Das Facettenauge einer Wespe brachte Burschka auf eine Idee. Dadurch, dass das Insekt seinen Körper horizontal hin- und herschwenkt, sondiert sie, welche Gegenstände nah sind und welche weiter weg. So baut sie ihre mentale Landkarte auf, wenn sie unterwegs ist.
60 Messungen pro Sekunde für mehr Sicherheit
Ähnlich funktioniert eine Lösung, mit der Burschka, Co-Head für Perzeption im Munich Institute of Robotics and Machine Intelligence (MIRMI) der TUM herausfindet, ob Drohnen oder Autos ein Zusammenstoß mit anderen Objekten droht. 60 Mal pro Sekunde checkt sein Computersystem die Bildpunkte einer Kamera und bestimmt die „Kollisionsverhältnisse“. „Wir verfolgen bis zu einer Million Pixel eines Bildes in Echtzeit“, erläutert Burschka.
Für die Berechnung dieses so genannten optischen Flusses braucht er keinen Supercomputer, sondern „nur“ einen sehr leistungsfähigen Grafikprozessor, der die Bildverarbeitung übernimmt und einen weiteren Prozessor, der die Kollisionswege auswertet und eine Kamera. „Wir sehen uns die Merkmale im Bild an, die detektierbar sind und schauen, wie sie sich über das Bild bewegen“, beschreibt Burschka.
Zweidimensionale Bilder als Grundlage
Der TUM-Professor benötigt für die Berechnung der aktuellen Gefahr einer Kollision nur zweidimensionale Bilder aus einer Perspektive, wie die Wespe, die einzelne Punkte fixiert und deren Veränderung wahrnimmt. Oder wie ein Seemann, der nach der stehenden Peilung vorgeht. Ein Schiff ist nach Definition der „stehenden Peilung“ dann auf Kollisionskurs, wenn sich bei Annäherung der Fahrzeuge die Peilung nicht oder nur geringfügig ändert. „Ein Zusammenstoß ist dann am besten detektierbar, wenn man darauf achtet, welche Objekte um einen herum sich nicht bewegen“, sagt Burschka.

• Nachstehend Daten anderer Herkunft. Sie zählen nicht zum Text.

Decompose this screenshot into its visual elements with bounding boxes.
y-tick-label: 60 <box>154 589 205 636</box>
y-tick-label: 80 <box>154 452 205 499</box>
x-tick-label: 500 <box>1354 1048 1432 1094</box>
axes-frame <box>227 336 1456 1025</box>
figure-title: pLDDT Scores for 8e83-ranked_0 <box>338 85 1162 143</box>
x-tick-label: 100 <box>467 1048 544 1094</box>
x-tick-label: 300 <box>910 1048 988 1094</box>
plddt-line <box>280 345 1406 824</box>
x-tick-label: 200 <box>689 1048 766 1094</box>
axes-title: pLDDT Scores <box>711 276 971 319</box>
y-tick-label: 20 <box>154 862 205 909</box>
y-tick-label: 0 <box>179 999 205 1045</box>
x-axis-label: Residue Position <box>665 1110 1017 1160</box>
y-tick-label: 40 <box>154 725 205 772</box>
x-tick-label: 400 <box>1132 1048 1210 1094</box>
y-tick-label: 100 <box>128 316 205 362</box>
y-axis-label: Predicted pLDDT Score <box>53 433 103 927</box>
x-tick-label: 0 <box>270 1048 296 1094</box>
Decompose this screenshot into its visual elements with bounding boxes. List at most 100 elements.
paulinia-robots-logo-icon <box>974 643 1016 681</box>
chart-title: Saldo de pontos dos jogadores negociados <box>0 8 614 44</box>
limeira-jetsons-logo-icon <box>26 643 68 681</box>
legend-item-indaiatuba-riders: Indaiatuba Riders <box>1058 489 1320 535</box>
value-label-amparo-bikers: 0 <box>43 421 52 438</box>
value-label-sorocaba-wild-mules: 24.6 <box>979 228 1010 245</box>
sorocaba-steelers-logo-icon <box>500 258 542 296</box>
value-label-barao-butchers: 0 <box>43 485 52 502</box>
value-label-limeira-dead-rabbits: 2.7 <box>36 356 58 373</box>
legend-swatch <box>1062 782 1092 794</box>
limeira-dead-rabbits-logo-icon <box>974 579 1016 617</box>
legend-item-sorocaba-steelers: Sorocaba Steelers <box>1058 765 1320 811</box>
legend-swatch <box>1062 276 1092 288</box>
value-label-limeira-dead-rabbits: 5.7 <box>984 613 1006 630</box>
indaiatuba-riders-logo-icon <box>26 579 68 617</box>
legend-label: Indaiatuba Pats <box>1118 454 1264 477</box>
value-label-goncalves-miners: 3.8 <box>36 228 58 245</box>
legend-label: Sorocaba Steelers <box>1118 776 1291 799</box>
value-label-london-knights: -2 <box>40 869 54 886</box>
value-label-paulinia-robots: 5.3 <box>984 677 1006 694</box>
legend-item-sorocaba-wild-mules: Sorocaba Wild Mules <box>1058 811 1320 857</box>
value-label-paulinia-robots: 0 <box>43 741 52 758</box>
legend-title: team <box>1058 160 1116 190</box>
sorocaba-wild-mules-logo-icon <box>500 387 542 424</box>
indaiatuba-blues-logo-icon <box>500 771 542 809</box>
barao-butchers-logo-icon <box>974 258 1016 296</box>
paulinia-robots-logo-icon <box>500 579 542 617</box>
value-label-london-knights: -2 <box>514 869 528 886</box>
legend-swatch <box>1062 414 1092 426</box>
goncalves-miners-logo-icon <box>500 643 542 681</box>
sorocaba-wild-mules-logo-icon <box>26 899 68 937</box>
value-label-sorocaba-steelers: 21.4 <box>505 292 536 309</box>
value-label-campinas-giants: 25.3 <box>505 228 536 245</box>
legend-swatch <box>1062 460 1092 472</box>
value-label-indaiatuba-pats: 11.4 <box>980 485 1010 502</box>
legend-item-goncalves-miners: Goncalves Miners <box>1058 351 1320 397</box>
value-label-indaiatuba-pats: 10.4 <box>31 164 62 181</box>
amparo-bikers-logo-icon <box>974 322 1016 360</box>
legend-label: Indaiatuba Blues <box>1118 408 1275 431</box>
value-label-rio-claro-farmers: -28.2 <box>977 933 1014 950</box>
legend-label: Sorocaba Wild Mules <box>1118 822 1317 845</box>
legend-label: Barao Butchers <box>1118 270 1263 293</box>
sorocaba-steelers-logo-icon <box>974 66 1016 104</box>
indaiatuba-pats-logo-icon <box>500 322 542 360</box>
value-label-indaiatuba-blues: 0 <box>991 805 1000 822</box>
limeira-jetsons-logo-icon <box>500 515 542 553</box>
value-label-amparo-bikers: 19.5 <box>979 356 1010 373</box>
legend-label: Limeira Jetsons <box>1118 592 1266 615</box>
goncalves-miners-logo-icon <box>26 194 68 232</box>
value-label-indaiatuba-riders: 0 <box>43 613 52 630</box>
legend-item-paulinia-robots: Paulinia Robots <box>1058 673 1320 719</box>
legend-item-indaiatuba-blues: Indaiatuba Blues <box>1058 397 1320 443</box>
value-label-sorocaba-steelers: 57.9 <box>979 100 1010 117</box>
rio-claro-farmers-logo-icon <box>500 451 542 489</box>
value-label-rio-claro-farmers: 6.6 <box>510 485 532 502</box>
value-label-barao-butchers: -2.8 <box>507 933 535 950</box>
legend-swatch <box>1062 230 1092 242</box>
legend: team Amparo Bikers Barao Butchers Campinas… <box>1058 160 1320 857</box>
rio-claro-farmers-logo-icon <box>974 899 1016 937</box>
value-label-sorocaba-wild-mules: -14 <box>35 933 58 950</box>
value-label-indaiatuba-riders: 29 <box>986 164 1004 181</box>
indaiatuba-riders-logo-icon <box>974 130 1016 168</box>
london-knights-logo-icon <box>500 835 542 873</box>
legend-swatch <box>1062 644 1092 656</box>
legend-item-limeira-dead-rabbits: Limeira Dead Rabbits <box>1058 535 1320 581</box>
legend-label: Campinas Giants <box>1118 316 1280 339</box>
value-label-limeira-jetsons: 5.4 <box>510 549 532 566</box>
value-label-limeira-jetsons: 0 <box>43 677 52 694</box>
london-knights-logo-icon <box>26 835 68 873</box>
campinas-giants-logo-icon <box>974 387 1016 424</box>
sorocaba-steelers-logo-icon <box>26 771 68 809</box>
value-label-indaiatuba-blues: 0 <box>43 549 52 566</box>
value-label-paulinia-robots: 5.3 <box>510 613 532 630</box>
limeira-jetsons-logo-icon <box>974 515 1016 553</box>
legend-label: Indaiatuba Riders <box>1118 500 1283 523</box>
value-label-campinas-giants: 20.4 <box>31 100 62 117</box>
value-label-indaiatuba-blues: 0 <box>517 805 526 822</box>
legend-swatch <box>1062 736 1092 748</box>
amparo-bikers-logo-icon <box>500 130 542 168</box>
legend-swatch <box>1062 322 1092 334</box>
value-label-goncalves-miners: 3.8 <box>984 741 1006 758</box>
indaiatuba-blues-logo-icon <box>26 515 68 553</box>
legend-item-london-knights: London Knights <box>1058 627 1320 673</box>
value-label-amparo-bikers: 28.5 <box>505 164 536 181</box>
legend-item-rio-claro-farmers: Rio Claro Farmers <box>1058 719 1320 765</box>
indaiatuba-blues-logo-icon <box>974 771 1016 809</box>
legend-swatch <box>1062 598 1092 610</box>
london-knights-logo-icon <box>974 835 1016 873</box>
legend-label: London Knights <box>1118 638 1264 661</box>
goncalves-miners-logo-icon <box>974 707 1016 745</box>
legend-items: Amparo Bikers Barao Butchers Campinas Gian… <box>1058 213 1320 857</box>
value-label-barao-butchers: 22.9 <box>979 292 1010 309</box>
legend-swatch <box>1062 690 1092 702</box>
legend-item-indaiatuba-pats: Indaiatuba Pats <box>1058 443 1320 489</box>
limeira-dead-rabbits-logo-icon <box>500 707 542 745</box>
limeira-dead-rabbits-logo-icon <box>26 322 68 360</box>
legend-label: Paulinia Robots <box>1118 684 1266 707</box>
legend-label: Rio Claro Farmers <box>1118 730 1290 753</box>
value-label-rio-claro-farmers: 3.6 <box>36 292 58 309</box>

Der Wissenschaftler der TUM berechnet, wo und in welcher Entfernung Objekte an der Kamera vorbeifliegen, also die „Beobachtungsebene durchstoßen“. Herkömmlicherweise nutzen etwa Experten für das autonome Fahren mehrere Kameras, die die Abstände zu anderen Objekten über Vektoren im Nahbereich berechnen. „Wenn die Objekte weit von der Kamera entfernt sind, liefert das 3-D-Verfahren keine zuverlässigen Ergebnisse mehr“, erläutert Burschka. Dann ist die Bewegung der einzelnen Punkte zwischen den Bildern nicht mehr wahrnehmbar.
Time to Interaction löst die metrische Zustandsbestimmung ab
Mit der neuen Methode werden Objekte, die noch weit weg sind, aber dem Betrachtenden sehr schnell direkt entgegenkommen, als gefährlicher erkannt als andere, die augenblicklich näher sind, sich aber in die gleiche Richtung wegbewegen. „Damit wird die Priorisierung nicht aufgrund der Bewegung, sondern aufgrund der dynamischen Kollisionsverhältnisse durchgeführt“, sagt Burschka. Sämtliche „Merkmale“ im Bild sind nun unter Beobachtung und die potenziell gefährlichen lassen sich entsprechend kennzeichnen.
„Wir messen die Time to Interaction“, sagt Burschka, also die Zeit, die vergeht, bis es zu einer Kollision kommt. Die neue Methode erlaubt es den Wissenschaftler:innen Bewegungen mit einer einzelnen Kamera zu analysieren, wobei sich die Kamera ebenso bewegt wie das Objekt. „Im Gegensatz zur metrischen Rekonstruktion ist dieser Ansatz deutlich günstiger und robuster“, ist Burschka überzeugt. Der Einsatz der Time to Interaction wäre also ein Paradigmenwechsel für die Forschung. Einsetzen will der Professor seine Erfindung bei Drohnen, in vernetzten Fahrzeugen und in der Servicerobotik.